I was not quite savy enough to pick up on the Shakespearian nods either, never having studied the Bard in any great capacity. There are five acts and direct references to his plays (of which I was oblivious). Learning of this layer added some depth to a novel that comes off as a bit frothy, particularly as the end comes together to create a neat tie off to a bit of a jumbled mess of the middle. The big birthday celebration allows for some more grandiose developments such as people back from the dead, abandoned babies requiring carers and an icky geriatric chandelier-moving romp which would have been a tad sweet if there wasn’t a familial connection in there *blergh*.

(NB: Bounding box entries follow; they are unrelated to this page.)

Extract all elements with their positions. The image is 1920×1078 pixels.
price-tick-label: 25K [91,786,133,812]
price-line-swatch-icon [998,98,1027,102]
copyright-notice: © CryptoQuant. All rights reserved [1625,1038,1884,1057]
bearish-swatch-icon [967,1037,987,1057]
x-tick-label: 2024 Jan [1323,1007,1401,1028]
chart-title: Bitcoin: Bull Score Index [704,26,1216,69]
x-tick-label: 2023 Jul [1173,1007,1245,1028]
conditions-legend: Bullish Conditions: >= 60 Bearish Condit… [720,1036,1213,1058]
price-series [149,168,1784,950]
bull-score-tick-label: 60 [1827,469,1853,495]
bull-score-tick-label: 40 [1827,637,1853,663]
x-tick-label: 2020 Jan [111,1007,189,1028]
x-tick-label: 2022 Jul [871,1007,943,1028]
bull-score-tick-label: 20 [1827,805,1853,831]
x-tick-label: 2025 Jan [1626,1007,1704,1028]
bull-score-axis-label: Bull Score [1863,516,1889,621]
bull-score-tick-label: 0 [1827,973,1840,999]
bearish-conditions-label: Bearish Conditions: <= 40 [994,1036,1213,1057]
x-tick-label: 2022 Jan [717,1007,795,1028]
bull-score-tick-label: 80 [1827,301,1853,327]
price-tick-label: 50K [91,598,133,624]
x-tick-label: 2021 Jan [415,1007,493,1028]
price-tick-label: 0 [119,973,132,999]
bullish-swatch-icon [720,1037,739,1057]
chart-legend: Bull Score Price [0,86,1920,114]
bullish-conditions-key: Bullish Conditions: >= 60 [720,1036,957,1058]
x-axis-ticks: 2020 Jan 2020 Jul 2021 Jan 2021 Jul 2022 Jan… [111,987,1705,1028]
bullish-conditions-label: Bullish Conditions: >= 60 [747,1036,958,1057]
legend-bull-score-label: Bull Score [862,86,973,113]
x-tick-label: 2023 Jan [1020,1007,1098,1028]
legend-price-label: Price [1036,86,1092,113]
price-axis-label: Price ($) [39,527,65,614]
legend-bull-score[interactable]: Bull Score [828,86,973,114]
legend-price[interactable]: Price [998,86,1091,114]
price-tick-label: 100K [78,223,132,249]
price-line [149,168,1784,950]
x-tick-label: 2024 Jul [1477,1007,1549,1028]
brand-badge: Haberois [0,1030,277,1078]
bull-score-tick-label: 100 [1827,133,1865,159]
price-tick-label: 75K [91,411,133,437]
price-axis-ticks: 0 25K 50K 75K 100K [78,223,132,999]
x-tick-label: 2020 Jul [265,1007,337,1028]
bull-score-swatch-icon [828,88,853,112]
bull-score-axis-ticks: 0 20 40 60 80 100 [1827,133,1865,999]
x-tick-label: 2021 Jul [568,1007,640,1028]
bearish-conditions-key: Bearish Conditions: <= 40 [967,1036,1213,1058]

Before tackling some more of Carter’s work, I am going to do more research into the author herself and what she hoped to bring to her writing as there seems to be a lot thematically that passed over my head. Wise Children seems to touch on a number of things around family, particularly legitimacy a sense of belonging even if that comes not from a direct blood line. In finding that this was written after Carter was diagnosed with what proved to be terminal cancer, there is also an emphasis on fun and happiness, a kind of legacy she wished to leave to her husband and son. All of this I could see after reading it, but while in the middle of it, I couldn’t see past the frivolity and seedy silliness of this family.
So, an interesting introduction to a highly lauded writer. I was left a little cold by the book itself, but after a bit of applied thought I realise it offered me more than just a few hours of easy reading entertainment. A solid 3 out of 5 and an expectation of a more enjoyable Carter read in the future.